Why should teams avoid chasing 100% test coverage or strict coverage thresholds?
How does the “false alarm” concept change how engineers design tests?
What are “smoke tests” for ML, and why are they emphasized?
How do memorization tests work, and how can they be made fast enough for frequent runs?
What does ML regression testing look like when outputs are complex or when failures are recurring?
What is the three-step troubleshooting ladder for failing models?
Review Questions
- When adding a new test, what two lists should be compared to reduce false alarms, and what does it mean if the false-alarm list is longer?
- How do expectation tests, memorization tests, and regression suites each target a different failure mode in an ML pipeline?

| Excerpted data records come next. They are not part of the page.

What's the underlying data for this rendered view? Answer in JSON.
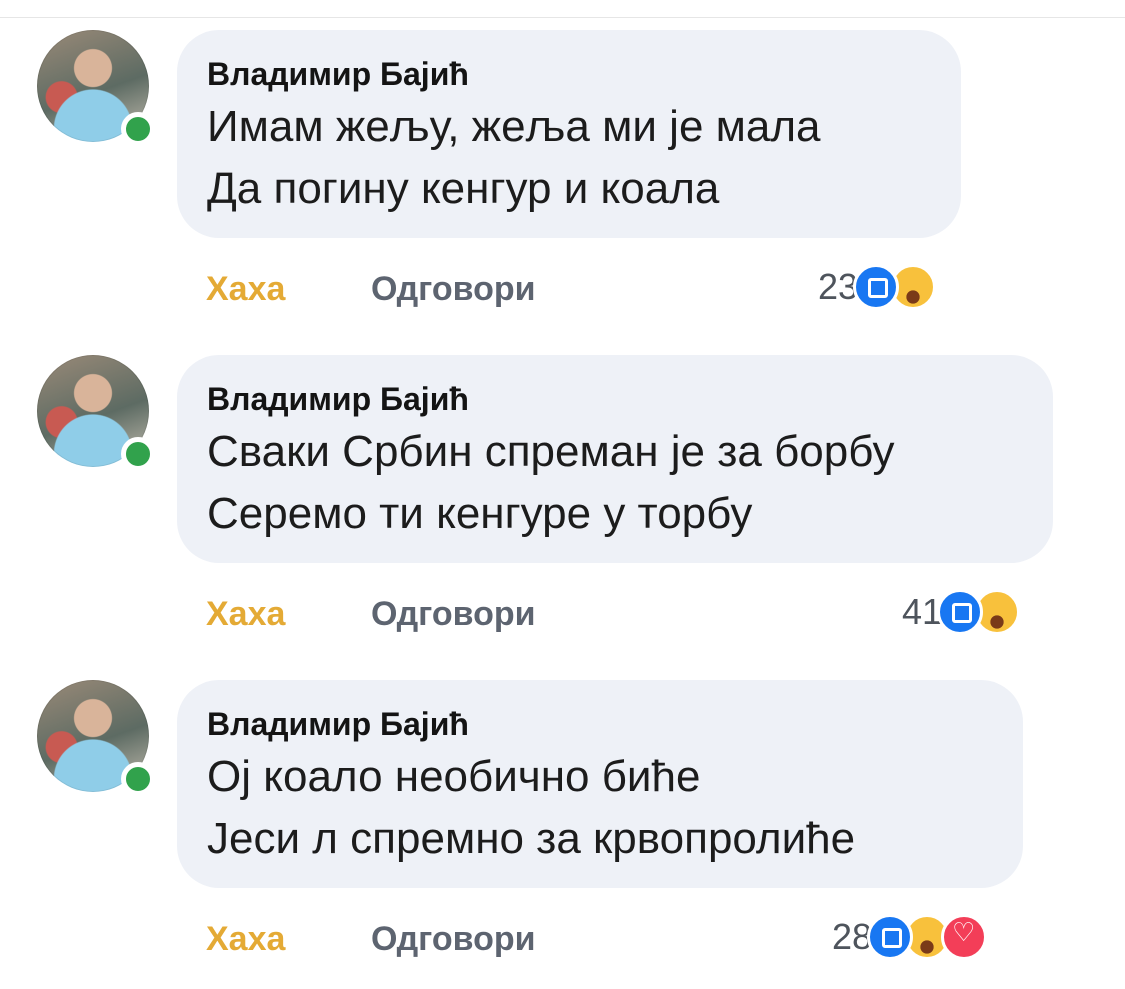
{
  "comments": [
    {
      "author": "Владимир Бајић",
      "lines": [
        "Имам жељу, жеља ми је мала",
        "Да погину кенгур и коала"
      ],
      "haha_label": "Хаха",
      "reply_label": "Одговори",
      "reaction_count": "23",
      "reactions": [
        "like-icon",
        "laugh-icon"
      ]
    },
    {
      "author": "Владимир Бајић",
      "lines": [
        "Сваки Србин спреман је за борбу",
        "Серемо ти кенгуре у торбу"
      ],
      "haha_label": "Хаха",
      "reply_label": "Одговори",
      "reaction_count": "41",
      "reactions": [
        "like-icon",
        "laugh-icon"
      ]
    },
    {
      "author": "Владимир Бајић",
      "lines": [
        "Ој коало необично биће",
        "Јеси л спремно за крвопролиће"
      ],
      "haha_label": "Хаха",
      "reply_label": "Одговори",
      "reaction_count": "28",
      "reactions": [
        "like-icon",
        "laugh-icon",
        "love-icon"
      ]
    }
  ],
  "colors": {
    "bubble": "#eef1f7",
    "haha": "#e4aa35",
    "online": "#31a24c",
    "like": "#1877f2",
    "love": "#f33e58"
  }
}
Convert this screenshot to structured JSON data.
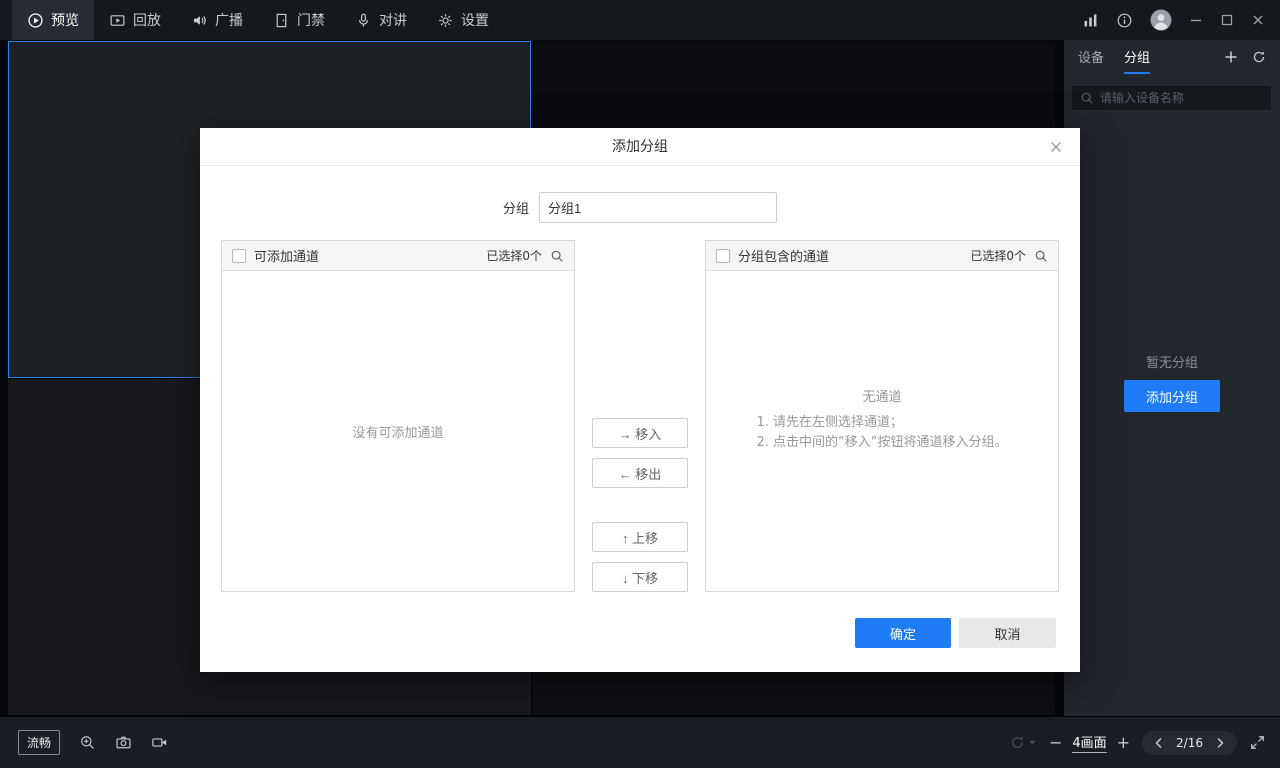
{
  "topbar": {
    "tabs": [
      {
        "label": "预览"
      },
      {
        "label": "回放"
      },
      {
        "label": "广播"
      },
      {
        "label": "门禁"
      },
      {
        "label": "对讲"
      },
      {
        "label": "设置"
      }
    ]
  },
  "sidebar": {
    "tab_device": "设备",
    "tab_group": "分组",
    "search_placeholder": "请输入设备名称",
    "empty_text": "暂无分组",
    "add_group_label": "添加分组"
  },
  "modal": {
    "title": "添加分组",
    "form": {
      "group_label": "分组",
      "group_value": "分组1"
    },
    "left_panel": {
      "title": "可添加通道",
      "selected_count": "已选择0个",
      "empty_text": "没有可添加通道"
    },
    "right_panel": {
      "title": "分组包含的通道",
      "selected_count": "已选择0个",
      "empty_title": "无通道",
      "hint_line1": "1. 请先在左侧选择通道；",
      "hint_line2": "2. 点击中间的“移入”按钮将通道移入分组。"
    },
    "transfer": {
      "move_in": "→ 移入",
      "move_out": "← 移出",
      "move_up": "↑ 上移",
      "move_down": "↓ 下移"
    },
    "footer": {
      "ok": "确定",
      "cancel": "取消"
    }
  },
  "bottombar": {
    "stream_quality": "流畅",
    "minus": "−",
    "screen_layout": "4画面",
    "plus": "+",
    "page_indicator": "2/16"
  },
  "colors": {
    "accent": "#1f7cf6"
  }
}
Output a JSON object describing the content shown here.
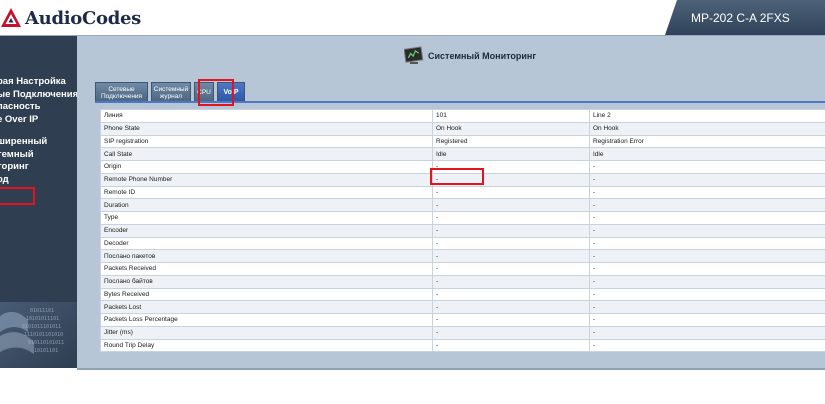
{
  "header": {
    "brand": "AudioCodes",
    "model": "MP-202 C-A 2FXS"
  },
  "sidebar": {
    "items": [
      "рая Настройка",
      "ые Подключения",
      "пасность",
      "e Over IP",
      "",
      "ширенный",
      "темный",
      "торинг",
      "од"
    ],
    "highlight_color": "#e4141e"
  },
  "page": {
    "title": "Системный Мониторинг",
    "title_icon": "monitor-icon"
  },
  "tabs": [
    {
      "label_line1": "Сетевые",
      "label_line2": "Подключения",
      "active": false
    },
    {
      "label_line1": "Системный",
      "label_line2": "журнал",
      "active": false
    },
    {
      "label_line1": "CPU",
      "label_line2": "",
      "active": false
    },
    {
      "label_line1": "VoIP",
      "label_line2": "",
      "active": true
    }
  ],
  "table": {
    "header": [
      "Линия",
      "101",
      "Line 2"
    ],
    "rows": [
      [
        "Phone State",
        "On Hook",
        "On Hook"
      ],
      [
        "SIP registration",
        "Registered",
        "Registration Error"
      ],
      [
        "Call State",
        "Idle",
        "Idle"
      ],
      [
        "Origin",
        "-",
        "-"
      ],
      [
        "Remote Phone Number",
        "-",
        "-"
      ],
      [
        "Remote ID",
        "-",
        "-"
      ],
      [
        "Duration",
        "-",
        "-"
      ],
      [
        "Type",
        "-",
        "-"
      ],
      [
        "Encoder",
        "-",
        "-"
      ],
      [
        "Decoder",
        "-",
        "-"
      ],
      [
        "Послано пакетов",
        "-",
        "-"
      ],
      [
        "Packets Received",
        "-",
        "-"
      ],
      [
        "Послано байтов",
        "-",
        "-"
      ],
      [
        "Bytes Received",
        "-",
        "-"
      ],
      [
        "Packets Lost",
        "-",
        "-"
      ],
      [
        "Packets Loss Percentage",
        "-",
        "-"
      ],
      [
        "Jitter (ms)",
        "-",
        "-"
      ],
      [
        "Round Trip Delay",
        "-",
        "-"
      ]
    ]
  },
  "colors": {
    "sidebar_bg": "#2f3e51",
    "content_bg": "#b7c6d7",
    "active_tab": "#2d57a8",
    "highlight": "#e4141e"
  }
}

- In troubleshooting, why is “make it run” separated from “make it fast” and “make it correct,” and what kinds of issues belong in each step?
Key Points
- 1
Treat test suites as classifiers that predict whether a commit introduced a bug, and design tests to maximize real bug detection while minimizing false alarms.
- 2
Avoid coverage-chasing: use coverage tooling to understand test health, but prioritize high-impact tests over meeting arbitrary coverage targets.
- 3
Use pytest for Python tests and doctest to keep docstring examples synchronized with code; for notebooks, run them and add assertions as a pragmatic “cheap and dirty” approach.
- 4
Standardize formatting and linting with black and flake8 (plus shellcheck for bash) while keeping an escape valve: filter rules to essentials and apply them gradually via opt-in strategies.
- 5
Automate quality checks with GitHub Actions (fast checks on push/PR, heavier suites on schedules) and pre-commit for quick local runs with isolated environments.
- 6
For ML, start with smoke tests: expectation testing for data properties (Great Expectations), memorization tests for training sanity, and regression suites built from hard examples and production failures.
- 7
Troubleshoot failing models in order: fix run-stoppers (shapes/OOM/numerics), then profile for speed, then improve correctness by reducing loss—often via scale when feasible.